Step 2: AI agent user uses the binary:

# Switch to AI agent user
su - aiagent

# Mount filesystem (specify mount point at runtime)
./juicefs-scripts/prod-data mount /mnt/jfs

# Check status
./juicefs-scripts/prod-data status

# Work with filesystem
ls /mnt/jfs
cp data.csv /mnt/jfs/

# Unmount when done
./juicefs-scripts/prod-data umount /mnt/jfs

For AI Agents: Detection and Guidance

When a user asks to format or mount JuiceFS:

Check if using sensitive resources:

# User mentions: S3, OSS, Azure, GCS, Redis password, MySQL password, etc.

Provide guidance:

⚠️  SECURITY WARNING: This operation requires sensitive credentials.

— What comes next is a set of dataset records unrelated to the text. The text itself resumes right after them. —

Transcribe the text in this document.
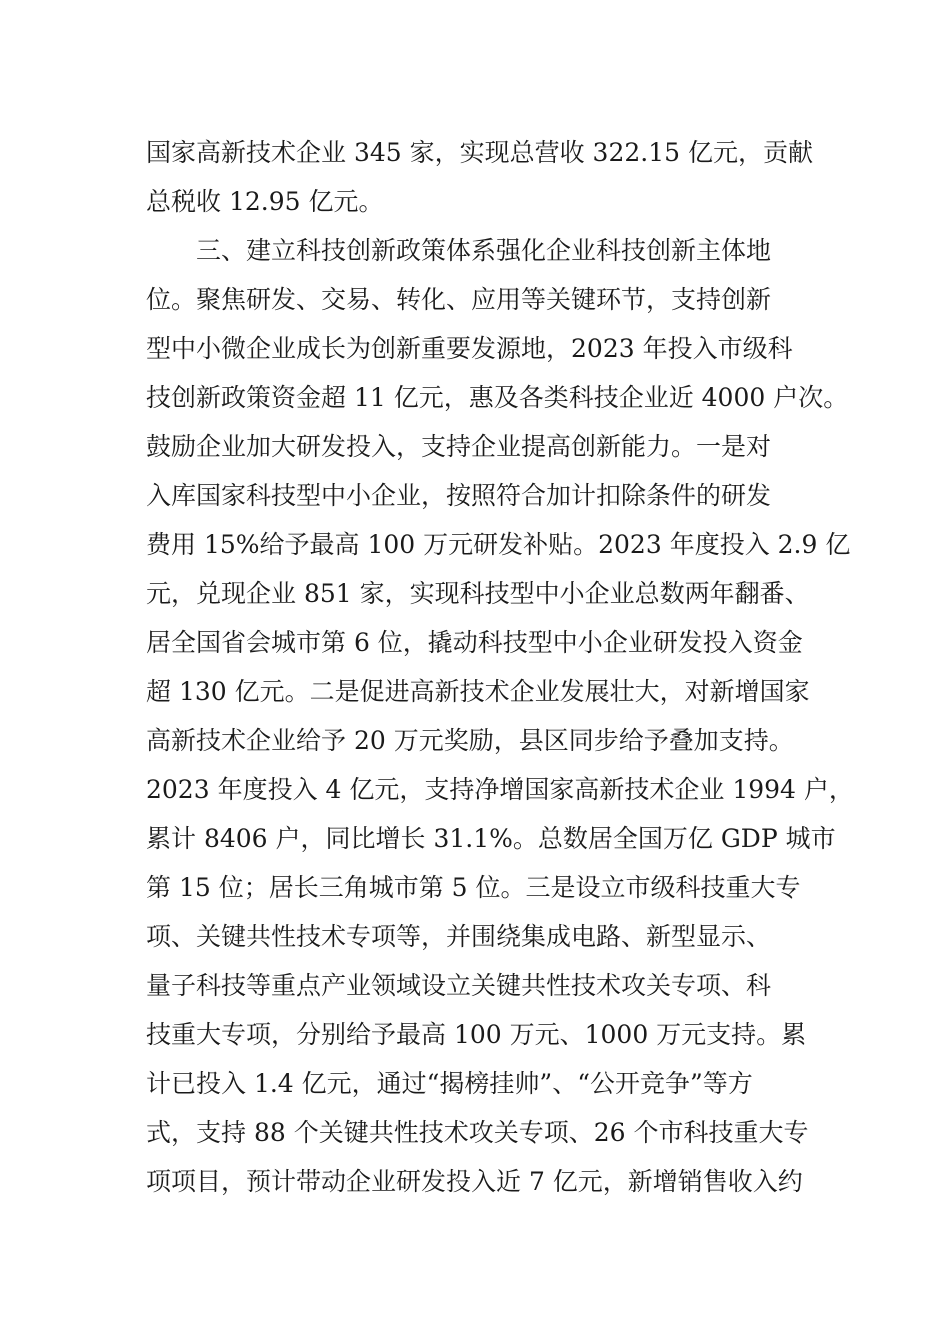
国家高新技术企业 345 家，实现总营收 322.15 亿元，贡献
总税收 12.95 亿元。
三、建立科技创新政策体系强化企业科技创新主体地
位。聚焦研发、交易、转化、应用等关键环节，支持创新
型中小微企业成长为创新重要发源地，2023 年投入市级科
技创新政策资金超 11 亿元，惠及各类科技企业近 4000 户次。
鼓励企业加大研发投入，支持企业提高创新能力。一是对
入库国家科技型中小企业，按照符合加计扣除条件的研发
费用 15%给予最高 100 万元研发补贴。2023 年度投入 2.9 亿
元，兑现企业 851 家，实现科技型中小企业总数两年翻番、
居全国省会城市第 6 位，撬动科技型中小企业研发投入资金
超 130 亿元。二是促进高新技术企业发展壮大，对新增国家
高新技术企业给予 20 万元奖励，县区同步给予叠加支持。
2023 年度投入 4 亿元，支持净增国家高新技术企业 1994 户，
累计 8406 户，同比增长 31.1%。总数居全国万亿 GDP 城市
第 15 位；居长三角城市第 5 位。三是设立市级科技重大专
项、关键共性技术专项等，并围绕集成电路、新型显示、
量子科技等重点产业领域设立关键共性技术攻关专项、科
技重大专项，分别给予最高 100 万元、1000 万元支持。累
计已投入 1.4 亿元，通过“揭榜挂帅”、“公开竞争”等方
式，支持 88 个关键共性技术攻关专项、26 个市科技重大专
项项目，预计带动企业研发投入近 7 亿元，新增销售收入约
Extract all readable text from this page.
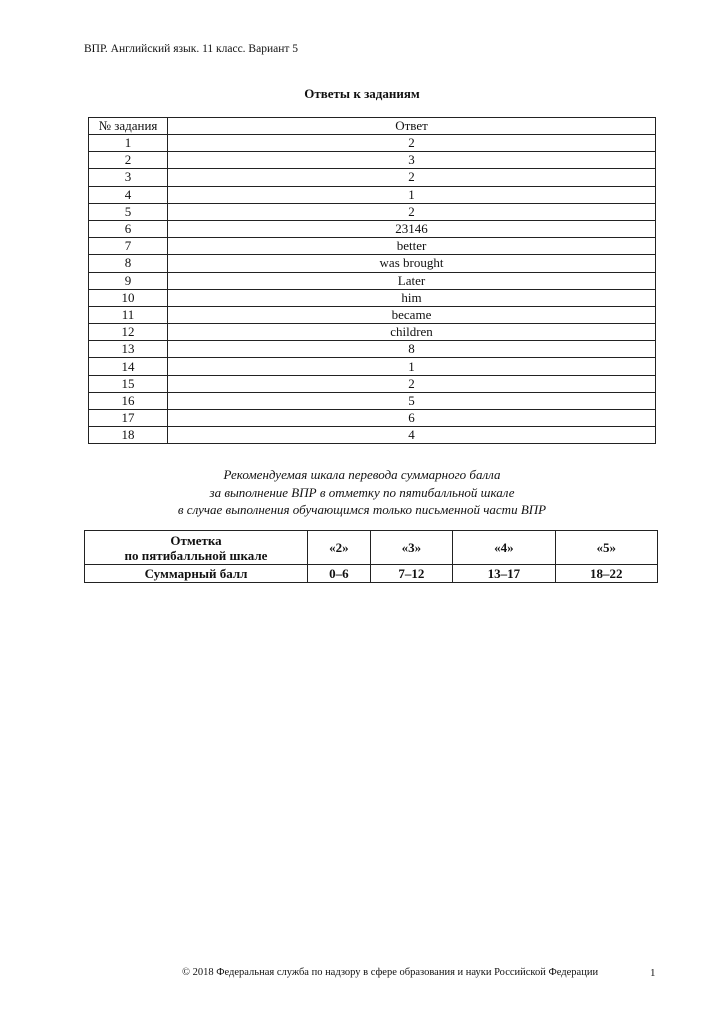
ВПР. Английский язык. 11 класс. Вариант 5
Ответы к заданиям
№ задания	Ответ
1	2
2	3
3	2
4	1
5	2
6	23146
7	better
8	was brought
9	Later
10	him
11	became
12	children
13	8
14	1
15	2
16	5
17	6
18	4
Рекомендуемая шкала перевода суммарного балла
за выполнение ВПР в отметку по пятибалльной шкале
в случае выполнения обучающимся только письменной части ВПР
Отметка
по пятибалльной шкале	«2»	«3»	«4»	«5»
Суммарный балл	0–6	7–12	13–17	18–22
© 2018 Федеральная служба по надзору в сфере образования и науки Российской Федерации	1
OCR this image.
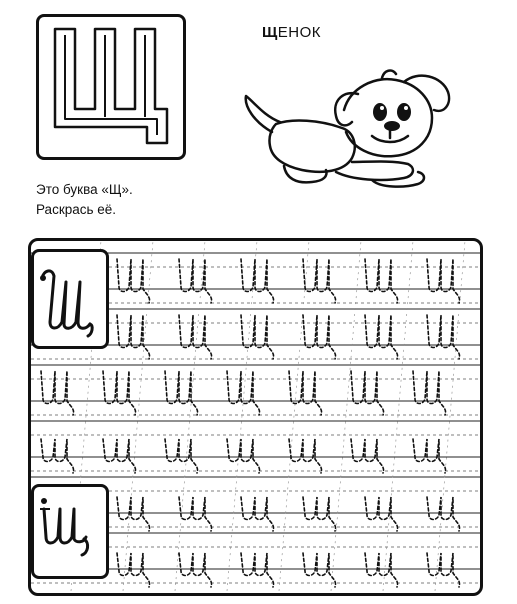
ЩЕНОК
Это буква «Щ».
Раскрась её.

To prevent credential exposure to the AI model:

1. Please run the initialization script yourself (MUST use sudo):
   sudo ./scripts/juicefs-init.sh
   # Script will prompt for AI agent username

2. Follow the prompts to configure your filesystem
   - The script will install shc if needed
   - Script will compile credentials into a binary using shc
   - Binary will be named after your filesystem
   - Binary owned by root, executable by AI agent

3. Once complete, I can help you use the generated binary:
   - Show commands: ./juicefs-scripts/<name>
   - Mount: ./juicefs-scripts/<name> mount <mountpoint>
   - Status: ./juicefs-scripts/<name> status
   - Unmount: ./juicefs-scripts/<name> umount <mountpoint>

This keeps your AK/SK and passwords secure from the AI model.
The binary contains compiled credentials that cannot be read with simple commands.

Note: Root privileges are required for shc installation, binary compilation,
and setting proper ownership/permissions.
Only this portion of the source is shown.